On Mon, 16 May 2016, Aleksandar Markovic wrote:

> Here one can distinguish three cases:
> 
> CASE MIPS-A: (FCR31.NAN2008 == 1)
> 
>    1. Operand is a NaN, result should be 0;
>    2. Operand is larger than INT_MAX, result should be INT_MAX;
>    2. Operand is smaller than INT_MIN, result should be INT_MIN.
> 
> CASE MIPS-B: (FCR31.NAN2008 == 0)
> 
>    1. Operand is a NaN, result should be INT_MAX;
>    2. Operand is larger than INT_MAX, result should be INT_MAX;
>    2. Operand is smaller than INT_MIN, result should be INT_MAX.
> 
> CASE SOFTFLOAT:
> 
>    1. Operand is a NaN, result is INT_MAX;
>    2. Operand is larger than INT_MAX, result is INT_MAX;
>    2. Operand is smaller than INT_MIN, result is INT_MIN.
> 
> It is interesting that neither MIPS-A nor MIPS-B desired behaviors
> are in this sense identical to correspondent SoftFloat behavior.

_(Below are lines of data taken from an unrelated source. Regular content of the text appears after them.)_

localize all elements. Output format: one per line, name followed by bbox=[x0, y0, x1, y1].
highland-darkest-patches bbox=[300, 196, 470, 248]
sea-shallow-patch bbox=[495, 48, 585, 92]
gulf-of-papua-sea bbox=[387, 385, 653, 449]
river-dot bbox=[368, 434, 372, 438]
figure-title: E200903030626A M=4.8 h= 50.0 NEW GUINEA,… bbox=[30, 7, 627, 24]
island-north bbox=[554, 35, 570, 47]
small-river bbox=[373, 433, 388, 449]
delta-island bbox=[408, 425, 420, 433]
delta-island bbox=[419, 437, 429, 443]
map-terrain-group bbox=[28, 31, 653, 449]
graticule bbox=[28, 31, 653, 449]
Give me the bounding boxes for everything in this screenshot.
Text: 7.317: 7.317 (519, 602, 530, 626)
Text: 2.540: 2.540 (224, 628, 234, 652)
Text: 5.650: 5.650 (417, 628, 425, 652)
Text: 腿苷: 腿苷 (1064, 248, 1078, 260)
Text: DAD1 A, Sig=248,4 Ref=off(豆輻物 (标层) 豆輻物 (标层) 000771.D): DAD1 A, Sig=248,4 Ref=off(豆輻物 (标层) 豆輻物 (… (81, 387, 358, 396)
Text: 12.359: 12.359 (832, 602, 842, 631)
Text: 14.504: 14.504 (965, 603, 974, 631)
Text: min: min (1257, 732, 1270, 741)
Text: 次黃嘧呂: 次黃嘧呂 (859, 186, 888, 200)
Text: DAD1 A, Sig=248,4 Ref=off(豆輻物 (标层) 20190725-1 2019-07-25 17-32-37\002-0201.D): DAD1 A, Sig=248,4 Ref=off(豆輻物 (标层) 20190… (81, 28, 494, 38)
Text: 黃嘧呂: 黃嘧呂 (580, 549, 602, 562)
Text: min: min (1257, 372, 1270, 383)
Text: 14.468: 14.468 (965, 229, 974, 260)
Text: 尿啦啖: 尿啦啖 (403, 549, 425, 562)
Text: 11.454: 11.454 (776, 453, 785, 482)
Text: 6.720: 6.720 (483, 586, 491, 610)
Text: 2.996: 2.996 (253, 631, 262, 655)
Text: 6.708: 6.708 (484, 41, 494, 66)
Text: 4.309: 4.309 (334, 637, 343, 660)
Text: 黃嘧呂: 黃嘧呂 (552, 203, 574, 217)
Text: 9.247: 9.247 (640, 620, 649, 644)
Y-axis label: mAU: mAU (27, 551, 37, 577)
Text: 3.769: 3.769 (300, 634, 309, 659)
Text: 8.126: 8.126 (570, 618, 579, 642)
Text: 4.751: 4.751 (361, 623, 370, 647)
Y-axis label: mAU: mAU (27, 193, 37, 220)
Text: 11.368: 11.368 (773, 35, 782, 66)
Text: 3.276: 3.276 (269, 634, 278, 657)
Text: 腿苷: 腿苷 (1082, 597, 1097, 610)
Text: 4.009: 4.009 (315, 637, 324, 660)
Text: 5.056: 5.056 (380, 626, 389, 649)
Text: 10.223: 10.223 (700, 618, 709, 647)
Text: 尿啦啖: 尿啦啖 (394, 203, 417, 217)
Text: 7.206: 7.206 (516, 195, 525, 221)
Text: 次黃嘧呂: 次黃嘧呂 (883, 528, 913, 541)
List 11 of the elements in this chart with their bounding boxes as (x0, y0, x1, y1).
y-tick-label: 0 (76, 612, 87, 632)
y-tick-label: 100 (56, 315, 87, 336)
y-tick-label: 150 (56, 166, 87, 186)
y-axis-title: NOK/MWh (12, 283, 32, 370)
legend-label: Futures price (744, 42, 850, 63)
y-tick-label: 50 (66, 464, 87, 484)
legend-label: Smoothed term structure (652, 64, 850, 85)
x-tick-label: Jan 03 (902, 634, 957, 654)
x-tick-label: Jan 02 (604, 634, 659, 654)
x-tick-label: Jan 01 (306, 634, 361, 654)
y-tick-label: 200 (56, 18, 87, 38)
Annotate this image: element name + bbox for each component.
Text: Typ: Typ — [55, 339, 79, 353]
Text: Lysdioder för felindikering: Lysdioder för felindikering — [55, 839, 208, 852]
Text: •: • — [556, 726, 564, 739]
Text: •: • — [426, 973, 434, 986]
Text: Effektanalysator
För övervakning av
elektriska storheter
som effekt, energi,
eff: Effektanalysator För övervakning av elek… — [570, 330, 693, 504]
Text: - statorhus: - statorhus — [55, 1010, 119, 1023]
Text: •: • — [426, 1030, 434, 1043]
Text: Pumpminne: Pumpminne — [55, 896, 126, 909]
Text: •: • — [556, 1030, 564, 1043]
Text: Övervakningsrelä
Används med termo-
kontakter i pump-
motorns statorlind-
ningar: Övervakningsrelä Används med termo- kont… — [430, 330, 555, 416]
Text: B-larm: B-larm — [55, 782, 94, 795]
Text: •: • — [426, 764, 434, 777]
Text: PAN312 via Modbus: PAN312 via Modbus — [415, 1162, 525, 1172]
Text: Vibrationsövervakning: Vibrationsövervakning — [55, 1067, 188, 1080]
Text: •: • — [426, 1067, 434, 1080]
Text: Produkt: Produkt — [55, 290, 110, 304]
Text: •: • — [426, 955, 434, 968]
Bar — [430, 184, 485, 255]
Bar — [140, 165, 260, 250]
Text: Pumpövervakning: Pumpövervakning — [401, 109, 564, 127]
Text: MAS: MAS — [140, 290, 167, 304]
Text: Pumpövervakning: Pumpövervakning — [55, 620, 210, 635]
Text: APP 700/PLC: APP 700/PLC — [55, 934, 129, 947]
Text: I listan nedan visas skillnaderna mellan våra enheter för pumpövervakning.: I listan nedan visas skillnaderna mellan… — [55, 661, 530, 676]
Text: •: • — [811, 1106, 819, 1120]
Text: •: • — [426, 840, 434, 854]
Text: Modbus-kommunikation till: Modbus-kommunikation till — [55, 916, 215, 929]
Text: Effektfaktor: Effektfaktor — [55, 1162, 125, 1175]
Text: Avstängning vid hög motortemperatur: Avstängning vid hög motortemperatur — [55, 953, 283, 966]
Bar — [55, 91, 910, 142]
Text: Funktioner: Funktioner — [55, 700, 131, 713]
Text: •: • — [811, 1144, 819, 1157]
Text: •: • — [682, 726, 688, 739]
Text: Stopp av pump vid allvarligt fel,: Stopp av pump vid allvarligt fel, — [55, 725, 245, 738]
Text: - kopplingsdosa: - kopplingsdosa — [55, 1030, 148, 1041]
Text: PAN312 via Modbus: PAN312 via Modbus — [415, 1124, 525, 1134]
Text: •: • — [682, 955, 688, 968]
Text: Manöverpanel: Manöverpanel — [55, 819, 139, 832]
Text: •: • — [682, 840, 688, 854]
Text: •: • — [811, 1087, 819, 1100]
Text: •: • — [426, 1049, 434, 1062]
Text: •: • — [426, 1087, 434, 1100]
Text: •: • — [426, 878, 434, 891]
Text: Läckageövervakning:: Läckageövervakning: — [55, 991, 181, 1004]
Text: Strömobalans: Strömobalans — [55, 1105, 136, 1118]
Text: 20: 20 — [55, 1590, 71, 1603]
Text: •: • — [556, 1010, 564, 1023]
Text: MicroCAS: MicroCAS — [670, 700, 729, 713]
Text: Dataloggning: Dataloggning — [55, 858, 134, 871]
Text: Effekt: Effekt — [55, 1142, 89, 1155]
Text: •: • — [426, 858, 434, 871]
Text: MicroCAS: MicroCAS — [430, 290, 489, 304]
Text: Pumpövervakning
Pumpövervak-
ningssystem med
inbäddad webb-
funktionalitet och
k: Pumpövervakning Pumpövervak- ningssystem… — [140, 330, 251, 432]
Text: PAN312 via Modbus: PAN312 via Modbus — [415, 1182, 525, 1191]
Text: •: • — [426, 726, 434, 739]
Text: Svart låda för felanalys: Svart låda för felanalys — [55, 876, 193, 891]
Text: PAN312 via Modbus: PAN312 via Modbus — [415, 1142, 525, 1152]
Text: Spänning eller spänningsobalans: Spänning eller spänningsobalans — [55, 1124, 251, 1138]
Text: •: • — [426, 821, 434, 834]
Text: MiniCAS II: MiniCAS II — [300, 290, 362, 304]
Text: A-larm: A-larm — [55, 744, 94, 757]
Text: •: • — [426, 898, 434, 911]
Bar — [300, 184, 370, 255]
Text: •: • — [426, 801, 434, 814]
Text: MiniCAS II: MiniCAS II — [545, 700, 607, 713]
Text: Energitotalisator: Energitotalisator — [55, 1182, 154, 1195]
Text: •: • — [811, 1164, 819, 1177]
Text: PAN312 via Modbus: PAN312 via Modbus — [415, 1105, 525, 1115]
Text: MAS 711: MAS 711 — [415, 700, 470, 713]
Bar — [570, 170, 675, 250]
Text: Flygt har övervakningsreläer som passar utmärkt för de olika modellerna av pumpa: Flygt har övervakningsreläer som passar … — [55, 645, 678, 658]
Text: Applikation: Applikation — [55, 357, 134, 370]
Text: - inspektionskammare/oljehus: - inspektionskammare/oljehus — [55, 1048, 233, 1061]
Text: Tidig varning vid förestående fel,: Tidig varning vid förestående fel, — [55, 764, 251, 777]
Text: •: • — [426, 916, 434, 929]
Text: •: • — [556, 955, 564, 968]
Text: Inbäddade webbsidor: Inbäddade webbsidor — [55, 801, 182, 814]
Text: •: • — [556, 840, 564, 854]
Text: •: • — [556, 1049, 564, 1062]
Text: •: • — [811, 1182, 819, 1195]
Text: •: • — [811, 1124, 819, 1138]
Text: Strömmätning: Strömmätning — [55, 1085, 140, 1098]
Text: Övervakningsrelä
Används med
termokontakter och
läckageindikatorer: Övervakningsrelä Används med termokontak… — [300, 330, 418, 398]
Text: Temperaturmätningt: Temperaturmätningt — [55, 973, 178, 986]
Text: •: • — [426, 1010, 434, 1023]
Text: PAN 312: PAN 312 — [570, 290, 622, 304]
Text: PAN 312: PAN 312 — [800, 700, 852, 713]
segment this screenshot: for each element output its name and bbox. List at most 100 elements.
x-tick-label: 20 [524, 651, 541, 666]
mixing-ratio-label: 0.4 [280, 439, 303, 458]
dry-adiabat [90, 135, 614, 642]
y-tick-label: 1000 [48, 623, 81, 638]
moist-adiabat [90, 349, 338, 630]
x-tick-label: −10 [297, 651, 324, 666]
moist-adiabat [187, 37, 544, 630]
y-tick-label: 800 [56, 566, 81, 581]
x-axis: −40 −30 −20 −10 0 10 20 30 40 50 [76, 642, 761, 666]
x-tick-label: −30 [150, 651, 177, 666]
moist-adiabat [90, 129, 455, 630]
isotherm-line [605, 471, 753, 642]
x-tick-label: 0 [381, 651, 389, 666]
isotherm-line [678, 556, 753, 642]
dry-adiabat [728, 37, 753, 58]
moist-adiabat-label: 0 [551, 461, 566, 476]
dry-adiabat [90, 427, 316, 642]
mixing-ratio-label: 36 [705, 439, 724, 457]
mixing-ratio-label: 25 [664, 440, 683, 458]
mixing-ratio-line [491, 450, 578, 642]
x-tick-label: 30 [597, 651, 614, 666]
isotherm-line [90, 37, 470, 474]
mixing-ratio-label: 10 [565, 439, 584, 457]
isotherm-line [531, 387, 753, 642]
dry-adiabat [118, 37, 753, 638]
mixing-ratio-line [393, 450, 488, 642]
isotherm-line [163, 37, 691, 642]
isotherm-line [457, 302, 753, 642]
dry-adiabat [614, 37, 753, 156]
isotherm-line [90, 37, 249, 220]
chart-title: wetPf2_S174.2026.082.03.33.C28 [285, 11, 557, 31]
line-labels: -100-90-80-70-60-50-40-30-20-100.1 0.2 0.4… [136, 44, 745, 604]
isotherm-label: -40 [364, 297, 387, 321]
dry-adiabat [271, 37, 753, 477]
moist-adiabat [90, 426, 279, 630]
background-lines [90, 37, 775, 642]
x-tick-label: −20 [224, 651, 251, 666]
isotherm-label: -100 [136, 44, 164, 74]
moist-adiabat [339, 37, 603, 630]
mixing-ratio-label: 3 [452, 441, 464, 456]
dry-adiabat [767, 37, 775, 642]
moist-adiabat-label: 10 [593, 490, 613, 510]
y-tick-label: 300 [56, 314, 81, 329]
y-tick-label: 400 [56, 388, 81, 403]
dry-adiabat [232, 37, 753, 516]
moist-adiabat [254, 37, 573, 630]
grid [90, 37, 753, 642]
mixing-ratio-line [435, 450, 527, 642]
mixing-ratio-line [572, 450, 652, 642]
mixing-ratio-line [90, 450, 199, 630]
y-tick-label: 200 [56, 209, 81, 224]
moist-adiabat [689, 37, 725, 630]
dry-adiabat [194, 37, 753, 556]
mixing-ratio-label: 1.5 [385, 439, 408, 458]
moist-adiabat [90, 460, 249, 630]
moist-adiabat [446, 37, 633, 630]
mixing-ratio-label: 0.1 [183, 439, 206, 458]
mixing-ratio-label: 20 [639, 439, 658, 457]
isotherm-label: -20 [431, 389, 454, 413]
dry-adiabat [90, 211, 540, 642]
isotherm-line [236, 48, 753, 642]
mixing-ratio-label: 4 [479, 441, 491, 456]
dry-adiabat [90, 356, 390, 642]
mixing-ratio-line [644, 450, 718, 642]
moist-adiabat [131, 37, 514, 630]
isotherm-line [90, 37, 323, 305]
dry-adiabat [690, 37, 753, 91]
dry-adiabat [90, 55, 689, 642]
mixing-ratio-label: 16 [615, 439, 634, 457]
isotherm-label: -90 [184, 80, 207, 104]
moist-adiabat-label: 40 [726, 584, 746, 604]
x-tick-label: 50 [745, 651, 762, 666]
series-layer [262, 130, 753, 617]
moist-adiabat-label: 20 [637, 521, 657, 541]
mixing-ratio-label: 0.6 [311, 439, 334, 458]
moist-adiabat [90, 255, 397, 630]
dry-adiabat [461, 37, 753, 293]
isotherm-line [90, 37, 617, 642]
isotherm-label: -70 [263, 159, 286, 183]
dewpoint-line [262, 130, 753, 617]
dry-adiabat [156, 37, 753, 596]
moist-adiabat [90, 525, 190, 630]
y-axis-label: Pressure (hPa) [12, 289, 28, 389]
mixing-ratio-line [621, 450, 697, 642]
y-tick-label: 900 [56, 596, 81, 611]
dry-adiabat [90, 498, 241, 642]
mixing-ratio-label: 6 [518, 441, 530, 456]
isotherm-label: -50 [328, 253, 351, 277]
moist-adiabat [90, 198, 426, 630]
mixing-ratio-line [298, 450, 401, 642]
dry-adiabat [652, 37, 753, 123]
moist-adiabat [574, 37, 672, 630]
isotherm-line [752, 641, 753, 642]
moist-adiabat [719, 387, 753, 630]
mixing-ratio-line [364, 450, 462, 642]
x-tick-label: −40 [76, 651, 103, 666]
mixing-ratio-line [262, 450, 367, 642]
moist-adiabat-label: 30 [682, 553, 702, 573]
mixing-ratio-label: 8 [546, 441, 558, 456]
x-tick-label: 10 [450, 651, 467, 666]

 A bug in SoftFloat probably -- it has only been fixed quite recently to 
handle all MIPS architecture's peculiarites correctly and this case must 
have been missed then, making data produced not necessarily identical 
between the legacy-NaN hard-float and the soft-float ABIs, even though 
intent has been for it to be.

 FAOD, you refer to SoftFloat in the most recent version of GCC, do you?